Y cuando el almuerzo que mi entrevistado improvisa en 10 minutos está listo (empanadas de la víspera, queso y fiambre enrollado a modo de canapés con la clase de un cheff, cerveza negra y vino tinto “comprado en la góndola del súper”) le hago la última pregunta.
-Me quedé pensando en lo de tu adopción… ¿Alguna vez conociste a tu padre biológico?
-Sí, lo vi dos horas en mi vida hace unos años. Es este que está acá, mirá… -y Raúl me señala uno de los “revolucionarios” recortados de una revista. Allí, entre un grupo de soldados estilo cubano, el hombre aquel parece charlar luego de un alto en el camino-. Sí, mi viejo biológico fue guerrillero del Ejército Guerrillero del Pueblo, el de Massetti antes de la llegada del Che y luego estuvo preso en Salta desde el año 64 al 67 y luego desde el año 76 al 79, pocos días después de que lo desparecieron a mi abuelo biológico, un judío socialista que vivía en Cosquín. ¿Te gusta la paleta enrollada con queso?- “Es mi plato favorito”, le digo.

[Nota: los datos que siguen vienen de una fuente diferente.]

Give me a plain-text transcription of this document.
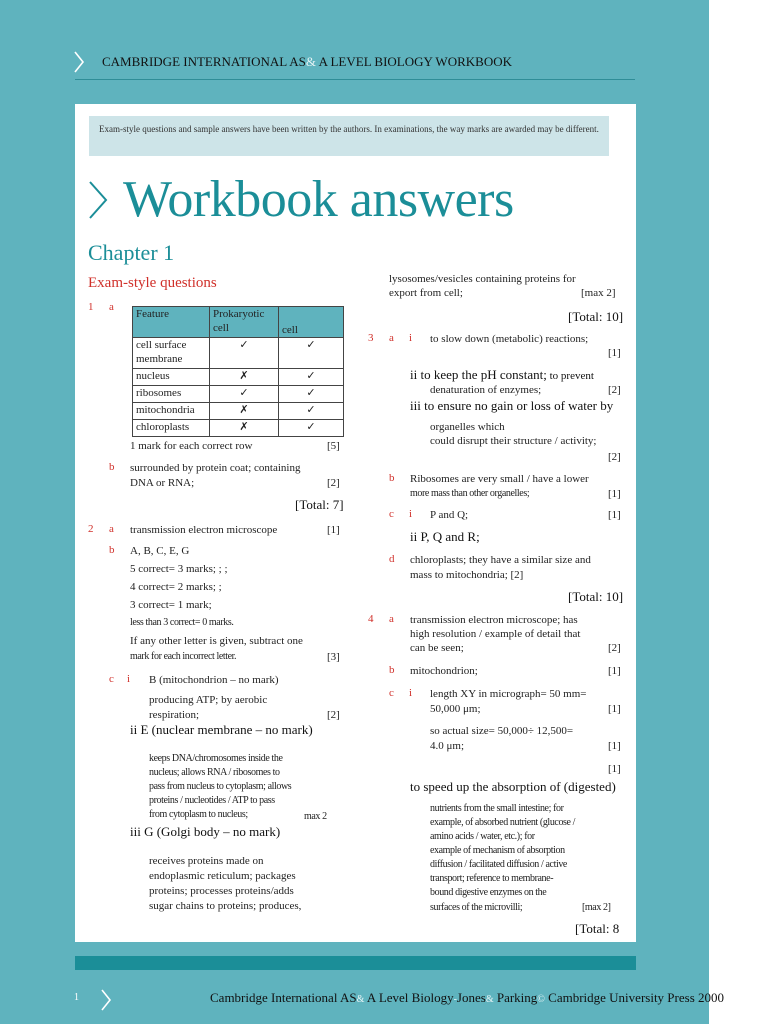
CAMBRIDGE INTERNATIONAL AS& A LEVEL BIOLOGY WORKBOOK
Exam-style questions and sample answers have been written by the authors. In examinations, the way marks are awarded may be different.
Workbook answers
Chapter 1
Exam-style questions
1 a
Feature	Prokaryotic cell	cell
cell surface membrane	✓	✓
nucleus	✗	✓
ribosomes	✓	✓
mitochondria	✗	✓
chloroplasts	✗	✓
1 mark for each correct row	[5]
b surrounded by protein coat; containing
DNA or RNA;	[2]
[Total: 7]
2 a transmission electron microscope	[1]
b A, B, C, E, G
5 correct= 3 marks; ; ;
4 correct= 2 marks; ;
3 correct= 1 mark;
less than 3 correct= 0 marks.
If any other letter is given, subtract one
mark for each incorrect letter.	[3]
c i B (mitochondrion – no mark)
producing ATP; by aerobic
respiration;	[2]
ii E (nuclear membrane – no mark)
keeps DNA/chromosomes inside the
nucleus; allows RNA / ribosomes to
pass from nucleus to cytoplasm; allows
proteins / nucleotides / ATP to pass
from cytoplasm to nucleus;	max 2
iii G (Golgi body – no mark)
receives proteins made on
endoplasmic reticulum; packages
proteins; processes proteins/adds
sugar chains to proteins; produces,
lysosomes/vesicles containing proteins for
export from cell;	[max 2]
[Total: 10]
3 a i to slow down (metabolic) reactions;
[1]
ii to keep the pH constant; to prevent
denaturation of enzymes;	[2]
iii to ensure no gain or loss of water by
organelles which
could disrupt their structure / activity;
[2]
b Ribosomes are very small / have a lower
more mass than other organelles;	[1]
c i P and Q;	[1]
ii P, Q and R;
d chloroplasts; they have a similar size and
mass to mitochondria; [2]
[Total: 10]
4 a transmission electron microscope; has
high resolution / example of detail that
can be seen;	[2]
b mitochondrion;	[1]
c i length XY in micrograph= 50 mm=
50,000 μm;	[1]
so actual size= 50,000÷ 12,500=
4.0 μm;	[1]
[1]
to speed up the absorption of (digested)
nutrients from the small intestine; for
example, of absorbed nutrient (glucose /
amino acids / water, etc.); for
example of mechanism of absorption
diffusion / facilitated diffusion / active
transport; reference to membrane-
bound digestive enzymes on the
surfaces of the microvilli;	[max 2]
[Total: 8
1	Cambridge International AS& A Level Biology-Jones& Parking© Cambridge University Press 2000
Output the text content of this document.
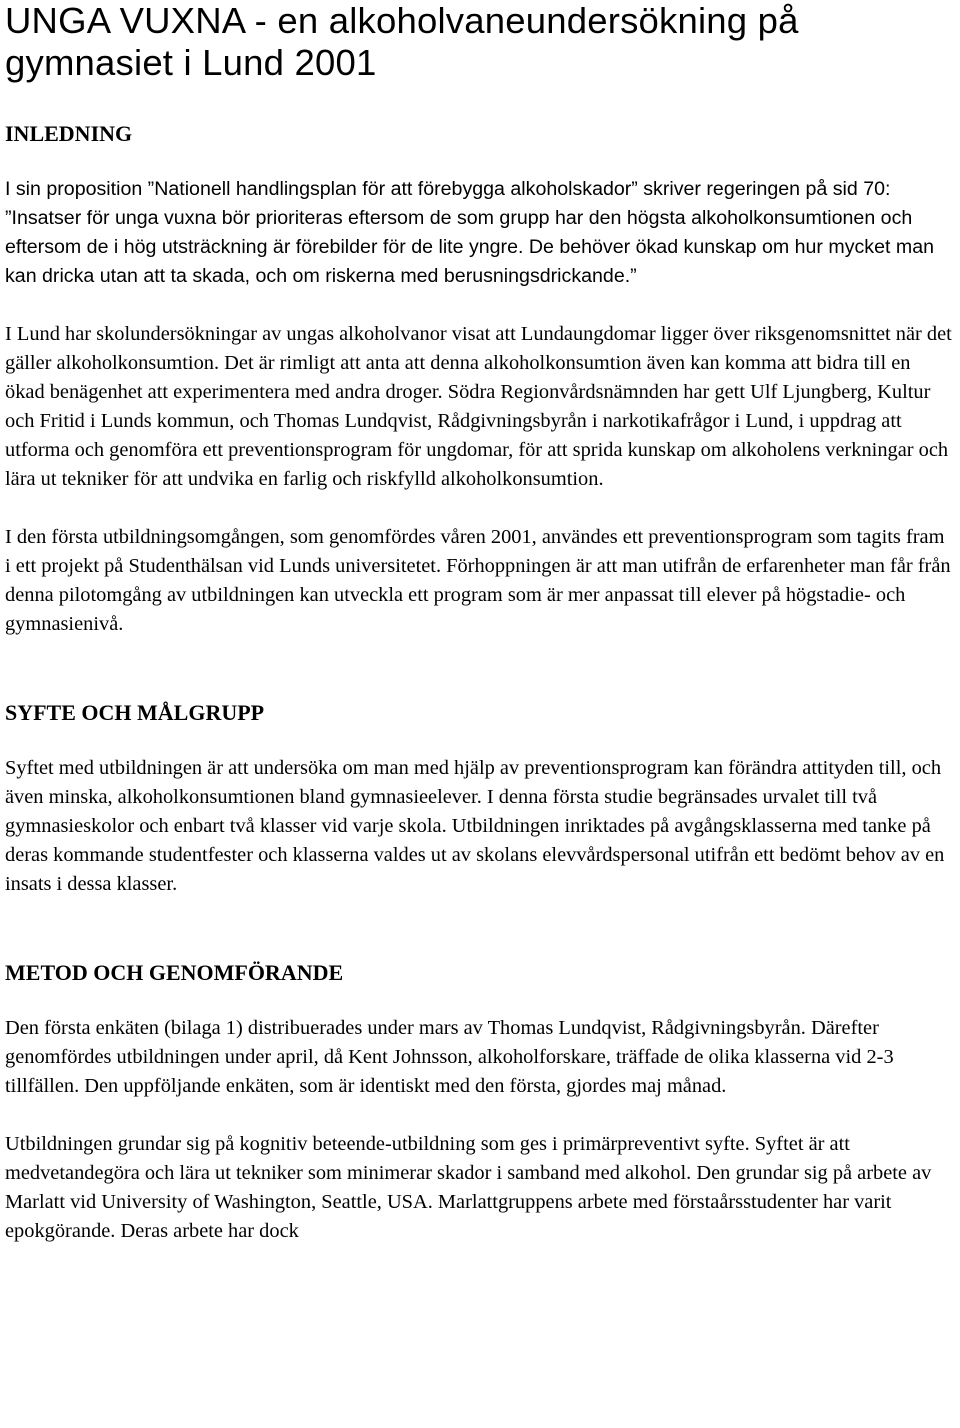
UNGA VUXNA - en alkoholvaneundersökning på gymnasiet i Lund 2001
INLEDNING

I sin proposition ”Nationell handlingsplan för att förebygga alkoholskador” skriver regeringen på sid 70: ”Insatser för unga vuxna bör prioriteras eftersom de som grupp har den högsta alkoholkonsumtionen och eftersom de i hög utsträckning är förebilder för de lite yngre. De behöver ökad kunskap om hur mycket man kan dricka utan att ta skada, och om riskerna med berusningsdrickande.”

I Lund har skolundersökningar av ungas alkoholvanor visat att Lundaungdomar ligger över riksgenomsnittet när det gäller alkoholkonsumtion. Det är rimligt att anta att denna alkoholkonsumtion även kan komma att bidra till en ökad benägenhet att experimentera med andra droger. Södra Regionvårdsnämnden har gett Ulf Ljungberg, Kultur och Fritid i Lunds kommun, och Thomas Lundqvist, Rådgivningsbyrån i narkotikafrågor i Lund, i uppdrag att utforma och genomföra ett preventionsprogram för ungdomar, för att sprida kunskap om alkoholens verkningar och lära ut tekniker för att undvika en farlig och riskfylld alkoholkonsumtion.

I den första utbildningsomgången, som genomfördes våren 2001, användes ett preventionsprogram som tagits fram i ett projekt på Studenthälsan vid Lunds universitetet. Förhoppningen är att man utifrån de erfarenheter man får från denna pilotomgång av utbildningen kan utveckla ett program som är mer anpassat till elever på högstadie- och gymnasienivå.

SYFTE OCH MÅLGRUPP

Syftet med utbildningen är att undersöka om man med hjälp av preventionsprogram kan förändra attityden till, och även minska, alkoholkonsumtionen bland gymnasieelever. I denna första studie begränsades urvalet till två gymnasieskolor och enbart två klasser vid varje skola. Utbildningen inriktades på avgångsklasserna med tanke på deras kommande studentfester och klasserna valdes ut av skolans elevvårdspersonal utifrån ett bedömt behov av en insats i dessa klasser.

METOD OCH GENOMFÖRANDE

Den första enkäten (bilaga 1) distribuerades under mars av Thomas Lundqvist, Rådgivningsbyrån. Därefter genomfördes utbildningen under april, då Kent Johnsson, alkoholforskare, träffade de olika klasserna vid 2-3 tillfällen. Den uppföljande enkäten, som är identiskt med den första, gjordes maj månad.

Utbildningen grundar sig på kognitiv beteende-utbildning som ges i primärpreventivt syfte. Syftet är att medvetandegöra och lära ut tekniker som minimerar skador i samband med alkohol. Den grundar sig på arbete av Marlatt vid University of Washington, Seattle, USA. Marlattgruppens arbete med förstaårsstudenter har varit epokgörande. Deras arbete har dock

Y cuando yo pongo “stop”, lo que viene es la alucinante historia de un hombre en búsqueda de su propia identidad, el rastrillaje existencial de un joven que recibió la ayuda incondicional de una amiga y excompañera de trabajo, Vilma Perracchione. Y entonces, acaso sin querer, Raúl Olcelli me acaba de dar la clave no sólo de su mettier sino de su vida toda. Porque él, que se la pasó dibujando personajes durante 40 años, en realidad lo que hacía era buscar a uno solo. Porque él, cuyo trabajo fue captar la esencia de todos los rostros, en realidad estaba buscando el ADN gestual de su espíritu. Y acaso por eso es que de chico dibujaba tantos trenes y hoy los sigue dibujando. Porque la búsqueda no terminó. Porque necesita pintar la locomotora “4664” para volver con sus padres a la estación de La Playosa, pero también necesita subirse a un viaje; en la estación desconocida de un paraíso perdido pero infinitamente ansiado.